The Luggage

“The interview: Interview your favourite fictional character.”

When I first saw this latest of WordPress’ ‘365 Days of Writing Prompts’ looming on the horizon, I must say that it sounded quite interesting. After all, in the sixty-odd summers that I’ve been shuffling around this mortal coil, I’ve read a fair number of works of fiction and seen plenty of movies. So I thought the worst that could happen would be that I’d be spoilt for choice.

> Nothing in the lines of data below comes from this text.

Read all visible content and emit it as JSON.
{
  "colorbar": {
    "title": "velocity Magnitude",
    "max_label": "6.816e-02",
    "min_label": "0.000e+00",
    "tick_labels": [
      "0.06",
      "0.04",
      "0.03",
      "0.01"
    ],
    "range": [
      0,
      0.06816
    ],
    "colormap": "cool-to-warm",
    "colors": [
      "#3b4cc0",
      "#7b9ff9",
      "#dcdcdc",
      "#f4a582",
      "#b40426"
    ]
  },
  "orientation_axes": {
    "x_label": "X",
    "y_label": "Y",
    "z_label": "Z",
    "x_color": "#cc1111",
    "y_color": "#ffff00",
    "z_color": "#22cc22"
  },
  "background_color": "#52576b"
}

To an extent this has proved correct. It’s certainly very hard to pick out a single favourite when so many possibilities sprang to mind more or less immediately. Unfortunately, though, a fair few of the fictional characters that have stuck in the memory haven’t necessarily done so for the right reasons. Which would obviously make the interview process a bit fraught. For example:

  • I can’t imagine I’d have much to ask the odious Melmotte from Trollope’s ‘The Way We Live Now’, apart perhaps from ‘why are you such an evil, crooked bastard? and ‘how did your creator know about Robert Maxwell before he was even born?’
  • Obviously it wouldn’t matter what question I posed to Travis Bickle because the answer would be ‘You talkin’ to me? You talkin’ to me?’
  • And as for Hannibal Lecter’s favourite food and wine, well they’re already a matter of public record.

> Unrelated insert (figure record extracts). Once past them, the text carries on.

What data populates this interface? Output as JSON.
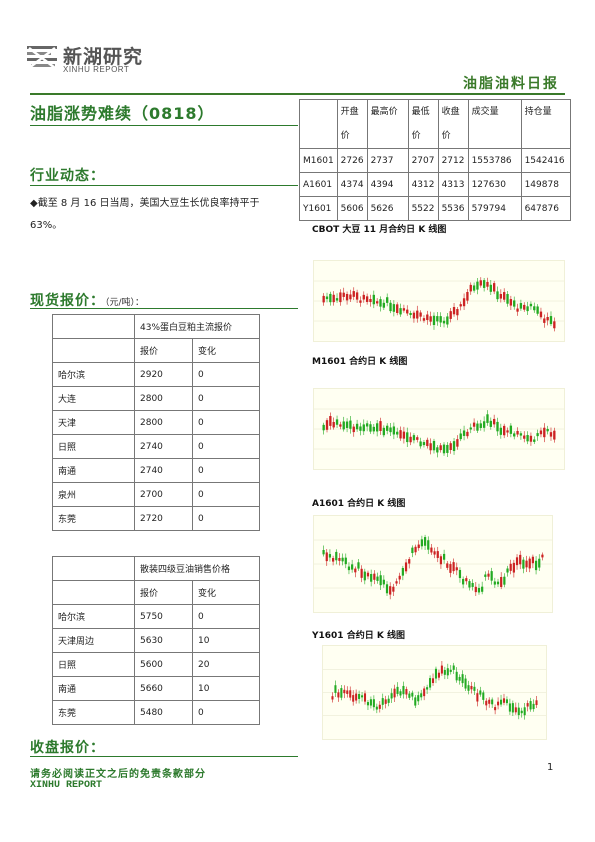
{
  "header": {
    "logo_cn": "新湖研究",
    "logo_en": "XINHU REPORT",
    "report_type": "油脂油料日报"
  },
  "title": "油脂涨势难续（0818）",
  "futures_table": {
    "headers": [
      "",
      "开盘价",
      "最高价",
      "最低价",
      "收盘价",
      "成交量",
      "持仓量"
    ],
    "rows": [
      [
        "M1601",
        "2726",
        "2737",
        "2707",
        "2712",
        "1553786",
        "1542416"
      ],
      [
        "A1601",
        "4374",
        "4394",
        "4312",
        "4313",
        "127630",
        "149878"
      ],
      [
        "Y1601",
        "5606",
        "5626",
        "5522",
        "5536",
        "579794",
        "647876"
      ]
    ]
  },
  "industry": {
    "heading": "行业动态：",
    "text": "◆截至 8 月 16 日当周，美国大豆生长优良率持平于 63%。"
  },
  "spot": {
    "heading": "现货报价：",
    "unit": "（元/吨）："
  },
  "spot_table_1": {
    "group_header": "43%蛋白豆粕主流报价",
    "col_price": "报价",
    "col_change": "变化",
    "rows": [
      [
        "哈尔滨",
        "2920",
        "0"
      ],
      [
        "大连",
        "2800",
        "0"
      ],
      [
        "天津",
        "2800",
        "0"
      ],
      [
        "日照",
        "2740",
        "0"
      ],
      [
        "南通",
        "2740",
        "0"
      ],
      [
        "泉州",
        "2700",
        "0"
      ],
      [
        "东莞",
        "2720",
        "0"
      ]
    ]
  },
  "spot_table_2": {
    "group_header": "散装四级豆油销售价格",
    "col_price": "报价",
    "col_change": "变化",
    "rows": [
      [
        "哈尔滨",
        "5750",
        "0"
      ],
      [
        "天津周边",
        "5630",
        "10"
      ],
      [
        "日照",
        "5600",
        "20"
      ],
      [
        "南通",
        "5660",
        "10"
      ],
      [
        "东莞",
        "5480",
        "0"
      ]
    ]
  },
  "close": {
    "heading": "收盘报价："
  },
  "charts": [
    {
      "title": "CBOT 大豆 11 月合约日 K 线图"
    },
    {
      "title": "M1601 合约日 K 线图"
    },
    {
      "title": "A1601 合约日 K 线图"
    },
    {
      "title": "Y1601 合约日 K 线图"
    }
  ],
  "footer": {
    "disclaimer": "请务必阅读正文之后的免责条款部分",
    "brand": "XINHU REPORT",
    "page": "1"
  },
  "colors": {
    "brand_green": "#2d7a2d",
    "candle_up": "#22aa22",
    "candle_down": "#cc2222"
  }
}
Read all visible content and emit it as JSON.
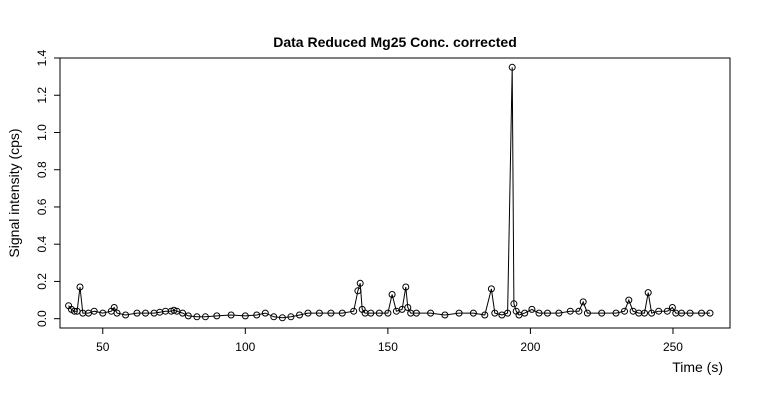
{
  "chart_data": {
    "type": "line",
    "title": "Data Reduced Mg25 Conc. corrected",
    "xlabel": "Time (s)",
    "ylabel": "Signal intensity (cps)",
    "xlim": [
      35,
      270
    ],
    "ylim": [
      -0.05,
      1.4
    ],
    "xticks": [
      50,
      100,
      150,
      200,
      250
    ],
    "yticks": [
      0.0,
      0.2,
      0.4,
      0.6,
      0.8,
      1.0,
      1.2,
      1.4
    ],
    "xtick_labels": [
      "50",
      "100",
      "150",
      "200",
      "250"
    ],
    "ytick_labels": [
      "0.0",
      "0.2",
      "0.4",
      "0.6",
      "0.8",
      "1.0",
      "1.2",
      "1.4"
    ],
    "grid": false,
    "legend": "none",
    "marker": "open-circle",
    "series": [
      {
        "x": [
          38,
          39,
          40,
          41,
          42,
          43,
          45,
          47,
          50,
          53,
          54,
          55,
          58,
          62,
          65,
          68,
          70,
          72,
          74,
          75,
          76,
          78,
          80,
          83,
          86,
          90,
          95,
          100,
          104,
          107,
          110,
          113,
          116,
          119,
          122,
          126,
          130,
          134,
          138,
          139.5,
          140.3,
          141,
          142,
          144,
          147,
          150,
          151.5,
          153,
          155,
          156.3,
          157,
          158,
          160,
          165,
          170,
          175,
          180,
          184,
          186.3,
          187.5,
          190,
          192,
          193.6,
          194.2,
          195,
          196,
          198,
          200.5,
          203,
          206,
          210,
          214,
          217,
          218.5,
          220,
          225,
          230,
          233,
          234.5,
          236,
          238,
          240,
          241.3,
          242.5,
          245,
          248,
          249.8,
          251,
          253,
          256,
          260,
          263
        ],
        "y": [
          0.07,
          0.05,
          0.04,
          0.04,
          0.17,
          0.03,
          0.03,
          0.04,
          0.03,
          0.04,
          0.06,
          0.03,
          0.02,
          0.03,
          0.03,
          0.03,
          0.035,
          0.04,
          0.04,
          0.045,
          0.04,
          0.03,
          0.015,
          0.01,
          0.01,
          0.015,
          0.02,
          0.015,
          0.02,
          0.03,
          0.01,
          0.005,
          0.01,
          0.02,
          0.03,
          0.03,
          0.03,
          0.03,
          0.04,
          0.15,
          0.19,
          0.05,
          0.03,
          0.03,
          0.03,
          0.03,
          0.13,
          0.04,
          0.05,
          0.17,
          0.06,
          0.03,
          0.03,
          0.03,
          0.02,
          0.03,
          0.03,
          0.02,
          0.16,
          0.03,
          0.02,
          0.03,
          1.35,
          0.08,
          0.04,
          0.02,
          0.03,
          0.05,
          0.03,
          0.03,
          0.03,
          0.04,
          0.04,
          0.09,
          0.03,
          0.03,
          0.03,
          0.04,
          0.1,
          0.04,
          0.03,
          0.03,
          0.14,
          0.03,
          0.04,
          0.04,
          0.06,
          0.03,
          0.03,
          0.03,
          0.03,
          0.03
        ]
      }
    ]
  }
}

Even with more sympathetic – even heroic – fictional favourites, the interview process could prove less than straightforward:

  • Shakespeare’s Hamlet: Well, my Lord, thank you for sharing your views on the misery of life and the fearful uncertainty of death, but I only wanted to know whether you’d ever seen Star Wars. And for God’s sake, just make your mind up.
  • Leopold Bloom from James Joyce’s ‘Ulysses’: Sorry to interrupt, but I’m really not interested in what you had for breakfast and nor are my readers; in fact, I don’t even remember asking.
  • Jude Fawley (Thomas Hardy’s ‘Jude The Obscure’): oh, cheer up; you’re making the rest of us miserable.

However, I finally found the perfect subject for this project: The Luggage from Terry Pratchett’s ‘Discworld’ books: a creation of sheer literary genius, and genuinely one of my favourite fictional characters.

Now I assume that pretty well everyone has heard of Discworld (and if not, then there’s really no hope for you unless you immediately rectify the situation by starting with ‘The Colour of Magic’). However, for the uninitiated, the Luggage is, to quote the ‘Daily Telegraph’ (and that’s not something I do every day of the week, believe me):

“Speechless, lethal and heralded only by the patter of thousands of tiny feet, this ambulant, man-eating suitcase is one of Pratchett’s most disturbing and brilliant creations. Constructed from “sapient pearwood” and faithful unto death to its owner…the Luggage can snap up predators or dirty socks with the same blank abandon, popping open its lid again to reveal piles of clean laundry smelling of lavender.  

At this point I must apologise in advance for a bit of name-dropping. About twenty years ago, when we lived in Scotland, our next-door-but-one neighbours were the parents of the novelist Iain Banks (now, very sadly, no longer with us). We met him once at a drinks do at Tom and Effie’s. He was quite charming, very interesting and highly amusing.

It so happened that I’d been reading a Discworld book just recently, so the conversation naturally turned to the series, and I mentioned that The Luggage was one of my favourite ‘characters’. Iain agreed with enthusiasm; as an author, he said he was envious of a character that could convey so much without ever actually uttering a word.

Of course, it’s the genius of Pratchett that brings the speechless character alive, as when he writes of the Luggage having ‘a particularly malevolent look about its keyhole, the sort of look that says “Go on — make my day”‘.

Now, even with my rapidly sinking boredom threshold, that’s exactly the kind of character I could listen to all day.